Andre hopes to enroll in a clinical trial to test the relevancy of the new generation of HCV drugs for Russian patients who are co-infected with HIV. This could help speed up registration and pricing negotiations in Russia.
Manufacturing costs of Sofosbovir are estimated to be only 68–136 USD per course of treatment.
On my way back home through thick snow fall, I can’t help but think about the life saving drug’s influence. If my family never left the Soviet Union, my treatment options would be limited.
When I worked in the lab in Seattle, I sincerely dreamed about the outcome of the biomedical innovations and their use by the people who need them most. Working in the “field” has made me a bit skeptical. Key affected populations face lower socio-economic opportunities and discriminatory barriers to health care services. The patients that I partner with are primarily infected by HIV and HCV through injection drug use, a stigmatized action that pushes people to the margins of society.

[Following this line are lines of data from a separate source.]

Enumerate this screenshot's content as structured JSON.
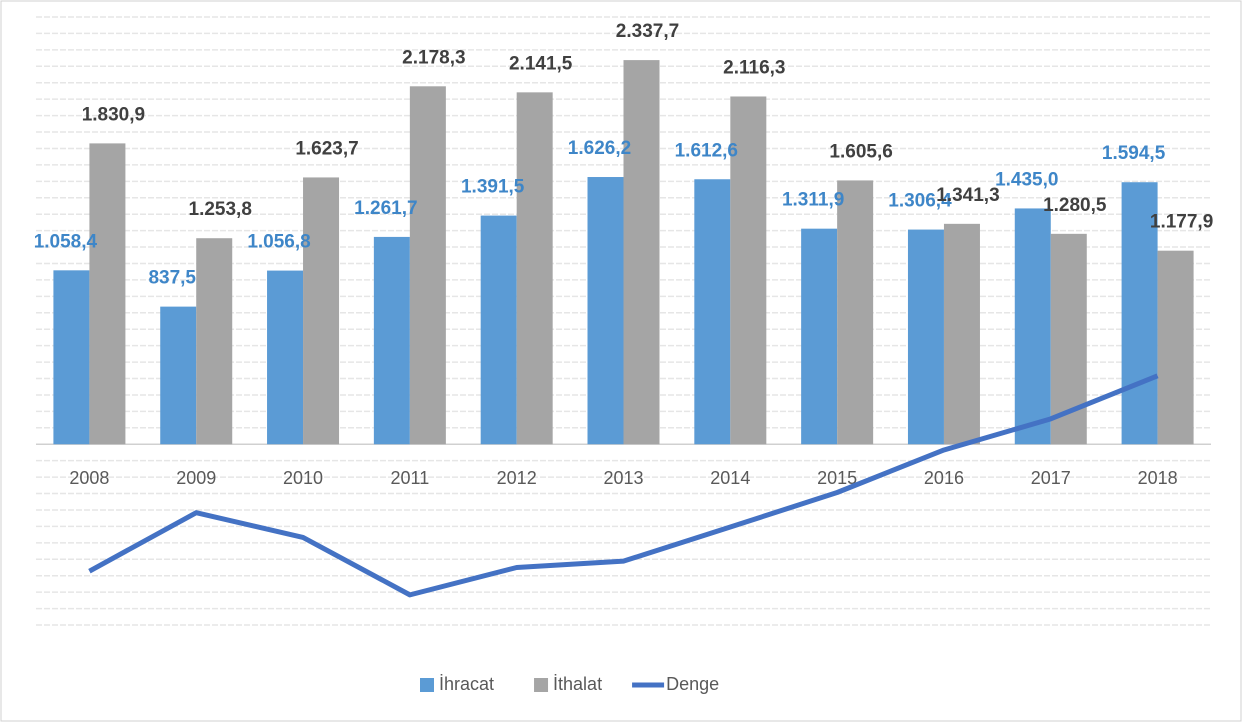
{
  "chart_data": {
    "type": "bar",
    "categories": [
      "2008",
      "2009",
      "2010",
      "2011",
      "2012",
      "2013",
      "2014",
      "2015",
      "2016",
      "2017",
      "2018"
    ],
    "series": [
      {
        "name": "İhracat",
        "color": "#5b9bd5",
        "label_color": "#3e86c8",
        "values": [
          1058.4,
          837.5,
          1056.8,
          1261.7,
          1391.5,
          1626.2,
          1612.6,
          1311.9,
          1306.4,
          1435.0,
          1594.5
        ],
        "value_labels": [
          "1.058,4",
          "837,5",
          "1.056,8",
          "1.261,7",
          "1.391,5",
          "1.626,2",
          "1.612,6",
          "1.311,9",
          "1.306,4",
          "1.435,0",
          "1.594,5"
        ]
      },
      {
        "name": "İthalat",
        "color": "#a5a5a5",
        "label_color": "#404040",
        "values": [
          1830.9,
          1253.8,
          1623.7,
          2178.3,
          2141.5,
          2337.7,
          2116.3,
          1605.6,
          1341.3,
          1280.5,
          1177.9
        ],
        "value_labels": [
          "1.830,9",
          "1.253,8",
          "1.623,7",
          "2.178,3",
          "2.141,5",
          "2.337,7",
          "2.116,3",
          "1.605,6",
          "1.341,3",
          "1.280,5",
          "1.177,9"
        ]
      },
      {
        "name": "Denge",
        "color": "#4472c4",
        "type": "line",
        "values": [
          -772.5,
          -416.3,
          -566.9,
          -916.6,
          -750.0,
          -711.5,
          -503.7,
          -293.7,
          -34.9,
          154.5,
          416.6
        ]
      }
    ],
    "ylim": [
      -1100,
      2600
    ],
    "yticks": [
      -1100,
      -1000,
      -900,
      -800,
      -700,
      -600,
      -500,
      -400,
      -300,
      -200,
      -100,
      0,
      100,
      200,
      300,
      400,
      500,
      600,
      700,
      800,
      900,
      1000,
      1100,
      1200,
      1300,
      1400,
      1500,
      1600,
      1700,
      1800,
      1900,
      2000,
      2100,
      2200,
      2300,
      2400,
      2500,
      2600
    ],
    "grid": true,
    "legend": "bottom"
  }
}
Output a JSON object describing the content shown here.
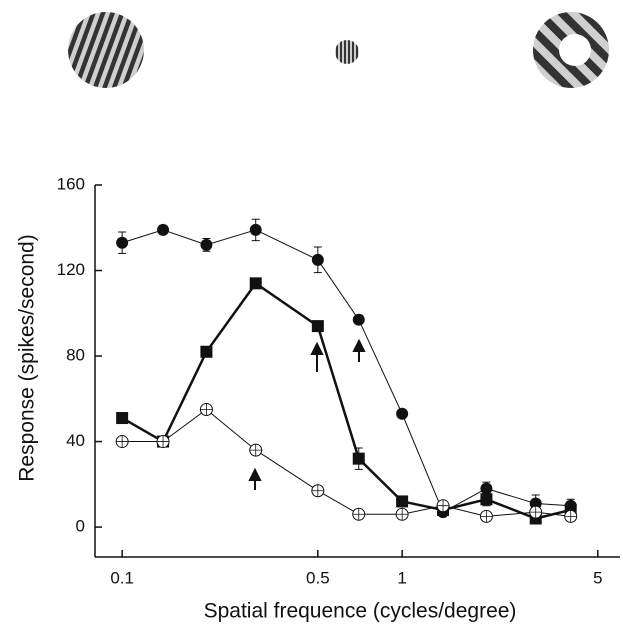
{
  "chart_data": {
    "type": "line",
    "x_label": "Spatial frequence (cycles/degree)",
    "y_label": "Response (spikes/second)",
    "x": [
      0.1,
      0.14,
      0.2,
      0.3,
      0.5,
      0.7,
      1,
      1.4,
      2,
      3,
      4
    ],
    "x_log": true,
    "xlim": [
      0.08,
      6
    ],
    "xticks": [
      0.1,
      0.5,
      1,
      5
    ],
    "ylim": [
      -14,
      160
    ],
    "yticks": [
      0,
      40,
      80,
      120,
      160
    ],
    "series": [
      {
        "color": "#111111",
        "marker": "filled-circle",
        "line_width": 1,
        "values": [
          133,
          139,
          132,
          139,
          125,
          97,
          53,
          7,
          18,
          11,
          10
        ],
        "errors": [
          5,
          2,
          3,
          5,
          6,
          2,
          2,
          2,
          3,
          4,
          3
        ]
      },
      {
        "color": "#111111",
        "marker": "filled-square",
        "line_width": 2.5,
        "values": [
          51,
          40,
          82,
          114,
          94,
          32,
          12,
          8,
          13,
          4,
          8
        ],
        "errors": [
          2,
          2,
          2,
          2,
          2,
          5,
          2,
          2,
          3,
          2,
          2
        ]
      },
      {
        "color": "#111111",
        "marker": "open-circle",
        "line_width": 1,
        "values": [
          40,
          40,
          55,
          36,
          17,
          6,
          6,
          10,
          5,
          7,
          5
        ]
      }
    ]
  }
}
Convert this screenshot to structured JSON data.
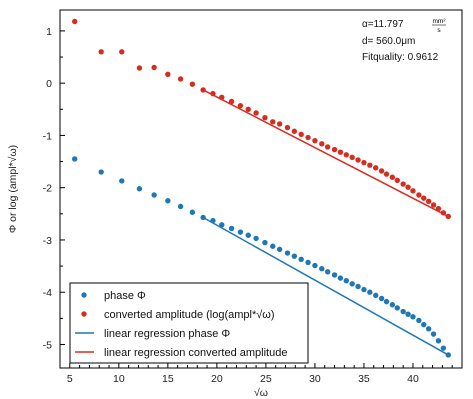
{
  "chart_data": {
    "type": "scatter",
    "xlabel": "√ω",
    "ylabel": "Φ or log (ampl*√ω)",
    "xlim": [
      4,
      45
    ],
    "ylim": [
      -5.45,
      1.4
    ],
    "xticks": [
      5,
      10,
      15,
      20,
      25,
      30,
      35,
      40
    ],
    "xtick_labels": [
      "5",
      "10",
      "15",
      "20",
      "25",
      "30",
      "35",
      "40"
    ],
    "yticks": [
      1,
      0,
      -1,
      -2,
      -3,
      -4,
      -5
    ],
    "ytick_labels": [
      "1",
      "0",
      "-1",
      "-2",
      "-3",
      "-4",
      "-5"
    ],
    "grid": false,
    "legend_position": "bottom-left",
    "annotation": {
      "alpha_prefix": "α=11.797",
      "alpha_unit_num": "mm²",
      "alpha_unit_den": "s",
      "thickness": "d= 560.0μm",
      "fit_quality": "Fitquality: 0.9612"
    },
    "series": [
      {
        "name": "phase Φ",
        "kind": "scatter",
        "color": "#1f77b4",
        "x": [
          5.5,
          8.2,
          10.3,
          12.1,
          13.6,
          15.0,
          16.3,
          17.5,
          18.6,
          19.6,
          20.5,
          21.5,
          22.4,
          23.2,
          24.0,
          24.9,
          25.7,
          26.4,
          27.2,
          27.9,
          28.6,
          29.3,
          30.0,
          30.7,
          31.3,
          32.0,
          32.6,
          33.2,
          33.8,
          34.4,
          35.0,
          35.6,
          36.2,
          36.8,
          37.3,
          37.9,
          38.4,
          39.0,
          39.5,
          40.0,
          40.6,
          41.1,
          41.6,
          42.1,
          42.6,
          43.1,
          43.6
        ],
        "y": [
          -1.45,
          -1.7,
          -1.87,
          -2.02,
          -2.14,
          -2.25,
          -2.36,
          -2.47,
          -2.57,
          -2.63,
          -2.71,
          -2.78,
          -2.85,
          -2.91,
          -2.97,
          -3.05,
          -3.12,
          -3.18,
          -3.25,
          -3.31,
          -3.37,
          -3.43,
          -3.49,
          -3.55,
          -3.61,
          -3.67,
          -3.73,
          -3.78,
          -3.84,
          -3.89,
          -3.95,
          -4.0,
          -4.06,
          -4.12,
          -4.18,
          -4.24,
          -4.3,
          -4.37,
          -4.42,
          -4.47,
          -4.54,
          -4.62,
          -4.7,
          -4.8,
          -4.93,
          -5.07,
          -5.2
        ]
      },
      {
        "name": "converted amplitude (log(ampl*√ω)",
        "kind": "scatter",
        "color": "#d62d20",
        "x": [
          5.5,
          8.2,
          10.3,
          12.1,
          13.6,
          15.0,
          16.3,
          17.5,
          18.6,
          19.6,
          20.5,
          21.5,
          22.4,
          23.2,
          24.0,
          24.9,
          25.7,
          26.4,
          27.2,
          27.9,
          28.6,
          29.3,
          30.0,
          30.7,
          31.3,
          32.0,
          32.6,
          33.2,
          33.8,
          34.4,
          35.0,
          35.6,
          36.2,
          36.8,
          37.3,
          37.9,
          38.4,
          39.0,
          39.5,
          40.0,
          40.6,
          41.1,
          41.6,
          42.1,
          42.6,
          43.1,
          43.6
        ],
        "y": [
          1.18,
          0.6,
          0.6,
          0.29,
          0.3,
          0.17,
          0.08,
          -0.02,
          -0.13,
          -0.2,
          -0.27,
          -0.35,
          -0.43,
          -0.5,
          -0.57,
          -0.66,
          -0.74,
          -0.78,
          -0.85,
          -0.92,
          -0.98,
          -1.04,
          -1.1,
          -1.16,
          -1.22,
          -1.27,
          -1.32,
          -1.37,
          -1.42,
          -1.47,
          -1.52,
          -1.57,
          -1.62,
          -1.68,
          -1.74,
          -1.8,
          -1.86,
          -1.93,
          -1.99,
          -2.06,
          -2.14,
          -2.2,
          -2.26,
          -2.33,
          -2.4,
          -2.48,
          -2.55
        ]
      },
      {
        "name": "linear regression phase Φ",
        "kind": "line",
        "color": "#1f77b4",
        "x": [
          18.6,
          43.6
        ],
        "y": [
          -2.57,
          -5.2
        ]
      },
      {
        "name": "linear regression converted amplitude",
        "kind": "line",
        "color": "#d62d20",
        "x": [
          18.6,
          43.6
        ],
        "y": [
          -0.13,
          -2.55
        ]
      }
    ]
  }
}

Patients already lack access to the current regimens on the global market. So what’s the point of drug innovation if the target population cannot afford these new drugs? The innovations seem out reach more than I ever could have imagined.
I just hope that in the meantime, Andre’s angel is a guardian one.
Natalie Flath, who grew up in Tacoma celebrating her family’s Russian roots, graduated from Seattle Pacific University with a strong interest in global health and development. For the past year-and-a-half she has been working in St. Petersburg with two advocacy organizations, International Treatment Preparedness Coalition in Russia and the EVA Network, the latter a Russian NGO focused on women and children’s health needs.